Dalam pengertian botanis, benih (seed) adalah benih yang berisi embrio yang diselimuti oleh endosperm atau perisperm dan lapisan pelindung (testa) atau kulit biji. Menurut Sutopo (2004), benih adalah simbol dari suatu permulaan, ia merupakan inti dari kehidupan di alam semesta dan yang paling penting adalah kegunaannya sebagai penyambung dari kehidupan tanaman. Benih disini adalah biji tanaman yang digunakan untuk tujuan pertanaman.
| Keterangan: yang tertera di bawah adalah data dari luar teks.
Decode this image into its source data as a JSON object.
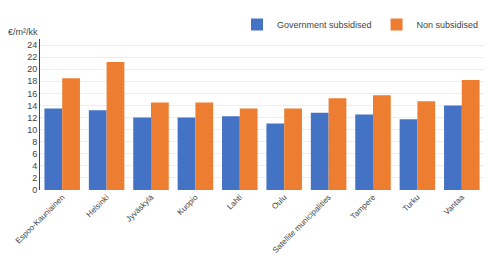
{
  "chart_data": {
    "type": "bar",
    "ylabel": "€/m²/kk",
    "categories": [
      "Espoo-Kauniainen",
      "Helsinki",
      "Jyväskylä",
      "Kuopio",
      "Lahti",
      "Oulu",
      "Satellite municipalities",
      "Tampere",
      "Turku",
      "Vantaa"
    ],
    "series": [
      {
        "name": "Government subsidised",
        "color": "#4472C4",
        "values": [
          13.5,
          13.2,
          12.0,
          12.0,
          12.2,
          11.0,
          12.8,
          12.5,
          11.7,
          14.0
        ]
      },
      {
        "name": "Non subsidised",
        "color": "#ED7D31",
        "values": [
          18.5,
          21.2,
          14.5,
          14.5,
          13.5,
          13.5,
          15.2,
          15.7,
          14.7,
          18.2
        ]
      }
    ],
    "ylim": [
      0,
      25
    ],
    "yticks": [
      0,
      2,
      4,
      6,
      8,
      10,
      12,
      14,
      16,
      18,
      20,
      22,
      24
    ],
    "grid": true,
    "legend": "upper right"
  }
}
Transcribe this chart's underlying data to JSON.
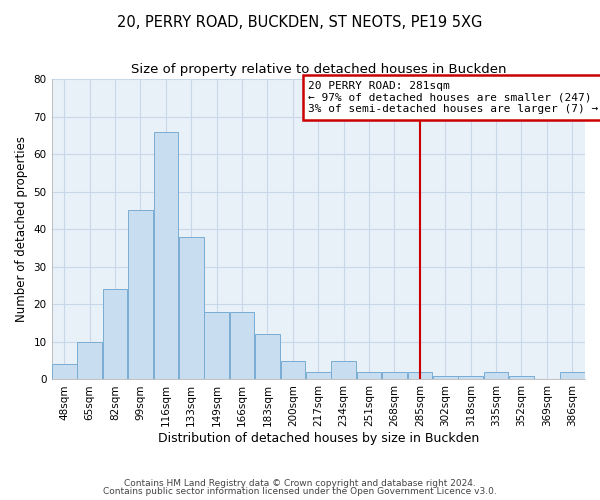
{
  "title": "20, PERRY ROAD, BUCKDEN, ST NEOTS, PE19 5XG",
  "subtitle": "Size of property relative to detached houses in Buckden",
  "xlabel": "Distribution of detached houses by size in Buckden",
  "ylabel": "Number of detached properties",
  "bar_color": "#c8ddf0",
  "bar_edge_color": "#7aadd4",
  "plot_bg_color": "#e8f0f8",
  "bins": [
    "48sqm",
    "65sqm",
    "82sqm",
    "99sqm",
    "116sqm",
    "133sqm",
    "149sqm",
    "166sqm",
    "183sqm",
    "200sqm",
    "217sqm",
    "234sqm",
    "251sqm",
    "268sqm",
    "285sqm",
    "302sqm",
    "318sqm",
    "335sqm",
    "352sqm",
    "369sqm",
    "386sqm"
  ],
  "counts": [
    4,
    10,
    24,
    45,
    66,
    38,
    18,
    18,
    12,
    5,
    2,
    5,
    2,
    2,
    2,
    1,
    1,
    2,
    1,
    0,
    2
  ],
  "vline_bin_index": 14,
  "vline_color": "#cc0000",
  "annotation_title": "20 PERRY ROAD: 281sqm",
  "annotation_line1": "← 97% of detached houses are smaller (247)",
  "annotation_line2": "3% of semi-detached houses are larger (7) →",
  "annotation_box_color": "#ffffff",
  "annotation_box_edge": "#cc0000",
  "ylim": [
    0,
    80
  ],
  "yticks": [
    0,
    10,
    20,
    30,
    40,
    50,
    60,
    70,
    80
  ],
  "footnote1": "Contains HM Land Registry data © Crown copyright and database right 2024.",
  "footnote2": "Contains public sector information licensed under the Open Government Licence v3.0.",
  "background_color": "#ffffff",
  "grid_color": "#c8d8e8",
  "title_fontsize": 10.5,
  "subtitle_fontsize": 9.5,
  "xlabel_fontsize": 9,
  "ylabel_fontsize": 8.5,
  "tick_fontsize": 7.5,
  "footnote_fontsize": 6.5,
  "annotation_fontsize": 8
}
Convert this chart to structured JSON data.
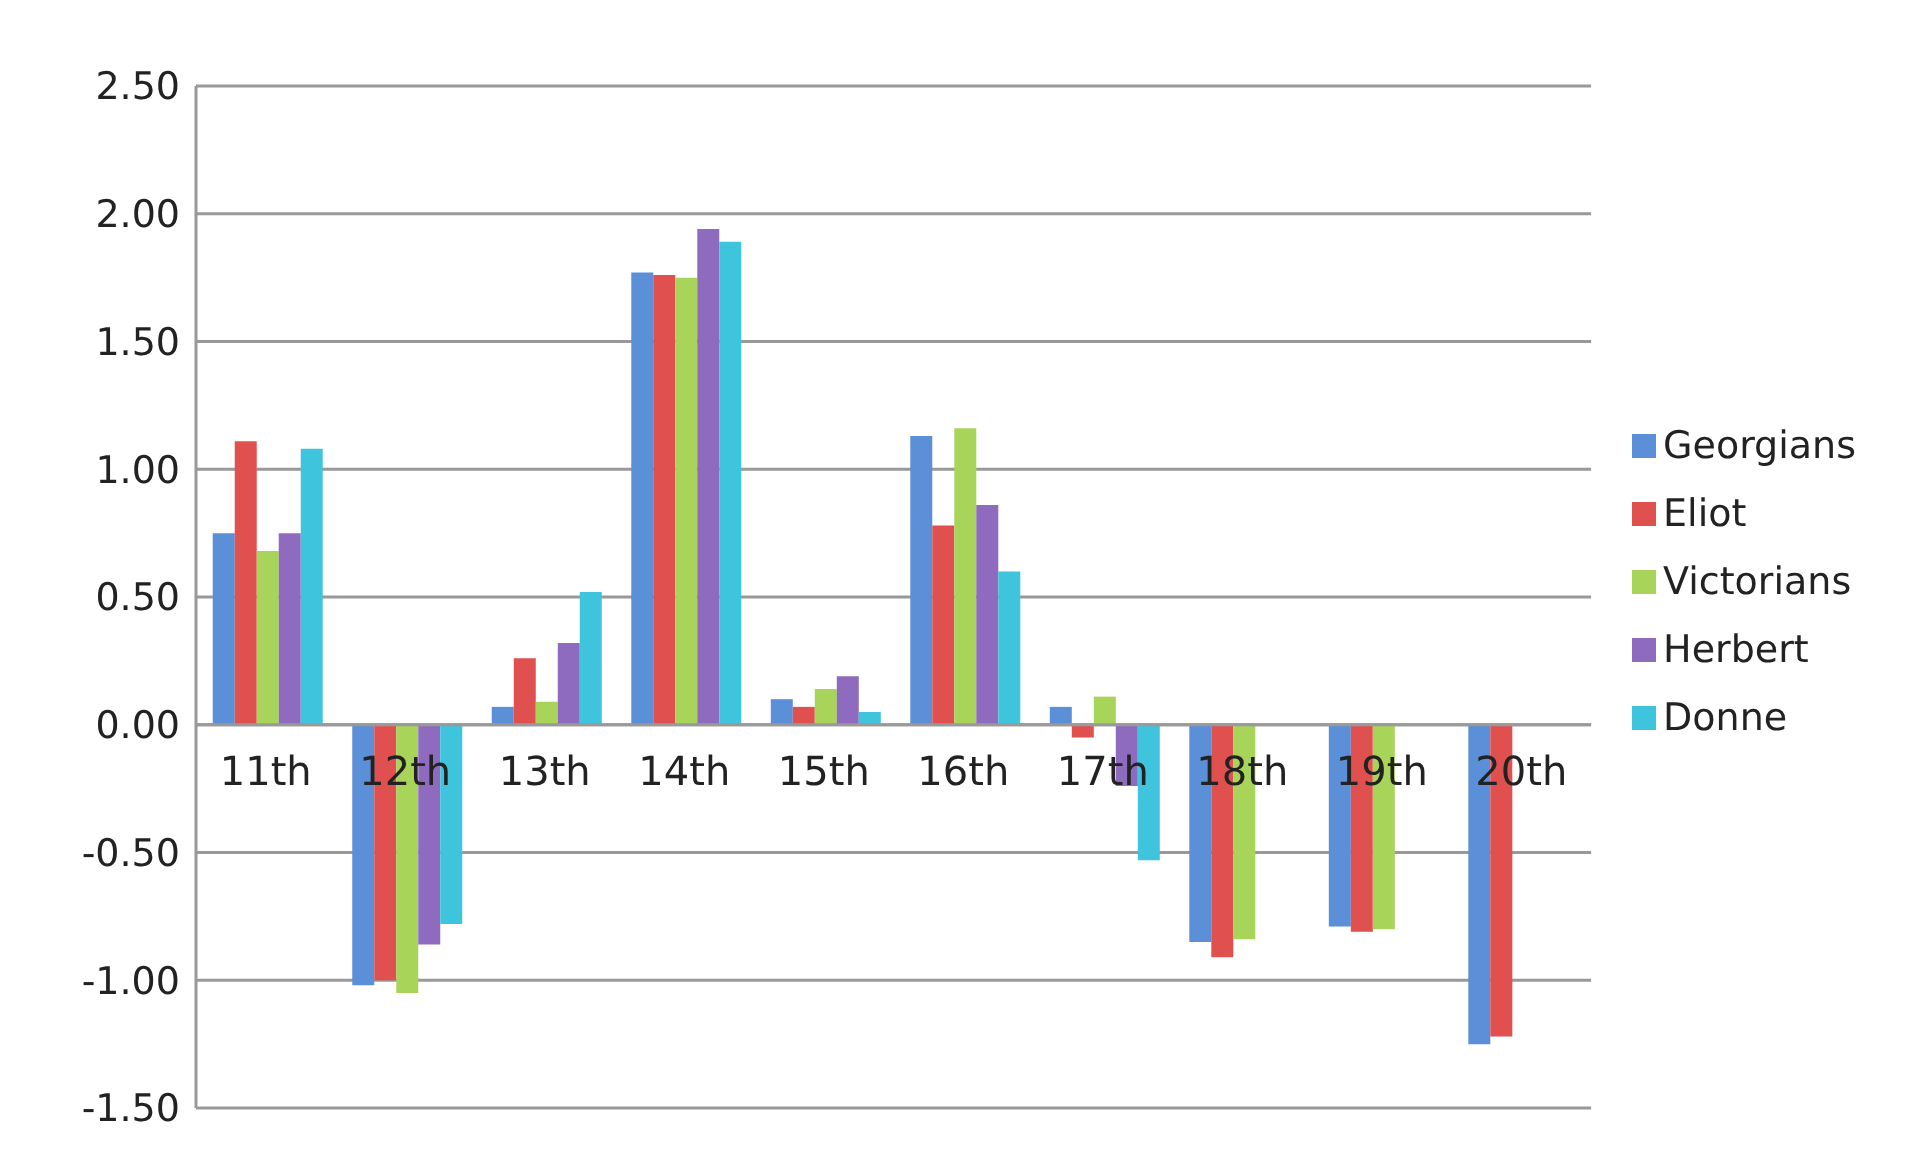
{
  "chart_data": {
    "type": "bar",
    "categories": [
      "11th",
      "12th",
      "13th",
      "14th",
      "15th",
      "16th",
      "17th",
      "18th",
      "19th",
      "20th"
    ],
    "series": [
      {
        "name": "Georgians",
        "color": "#5b8fd8",
        "values": [
          0.75,
          -1.02,
          0.07,
          1.77,
          0.1,
          1.13,
          0.07,
          -0.85,
          -0.79,
          -1.25
        ]
      },
      {
        "name": "Eliot",
        "color": "#e0504f",
        "values": [
          1.11,
          -1.0,
          0.26,
          1.76,
          0.07,
          0.78,
          -0.05,
          -0.91,
          -0.81,
          -1.22
        ]
      },
      {
        "name": "Victorians",
        "color": "#a8d45a",
        "values": [
          0.68,
          -1.05,
          0.09,
          1.75,
          0.14,
          1.16,
          0.11,
          -0.84,
          -0.8,
          null
        ]
      },
      {
        "name": "Herbert",
        "color": "#8e6bbf",
        "values": [
          0.75,
          -0.86,
          0.32,
          1.94,
          0.19,
          0.86,
          -0.24,
          null,
          null,
          null
        ]
      },
      {
        "name": "Donne",
        "color": "#3fc4de",
        "values": [
          1.08,
          -0.78,
          0.52,
          1.89,
          0.05,
          0.6,
          -0.53,
          null,
          null,
          null
        ]
      }
    ],
    "ylim": [
      -1.5,
      2.5
    ],
    "yticks": [
      {
        "value": -1.5,
        "label": "-1.50"
      },
      {
        "value": -1,
        "label": "-1.00"
      },
      {
        "value": -0.5,
        "label": "-0.50"
      },
      {
        "value": 0,
        "label": "0.00"
      },
      {
        "value": 0.5,
        "label": "0.50"
      },
      {
        "value": 1,
        "label": "1.00"
      },
      {
        "value": 1.5,
        "label": "1.50"
      },
      {
        "value": 2,
        "label": "2.00"
      },
      {
        "value": 2.5,
        "label": "2.50"
      }
    ],
    "grid": "y",
    "legend": "right"
  }
}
Biji merupakan suatu bentuk tanaman mini (embrio) yang masih dalam keadaan perkembangan yang terkekang.
Pengkelasan benih menurut ukuran dapat berguna untuk meyakinkan perkecambahan yang lebih seragam kecepatan dan pertumbuhannya dalam setiap kelas. Implikasi genetis klasifikasi benih menurut ukuran secara umum telah diketahui. Secara umum hanya benih-benih yang paling berat yang digunakan untuk tanaman di persemaian dan ternyata hal ini dapat mengeliminasi sebagian besar variasi genetik di dalam lot benih. Ukuran benih sangat bervariasi khususnya pada benih yang memiliki bagian-bagian lain seperti sayap. Ukuran benih berkorelasi dengan vigor. Benih yang relatif berat lebih dipilih karena umumnya berhubungan dengan perkecambahan (Schmidt 2000).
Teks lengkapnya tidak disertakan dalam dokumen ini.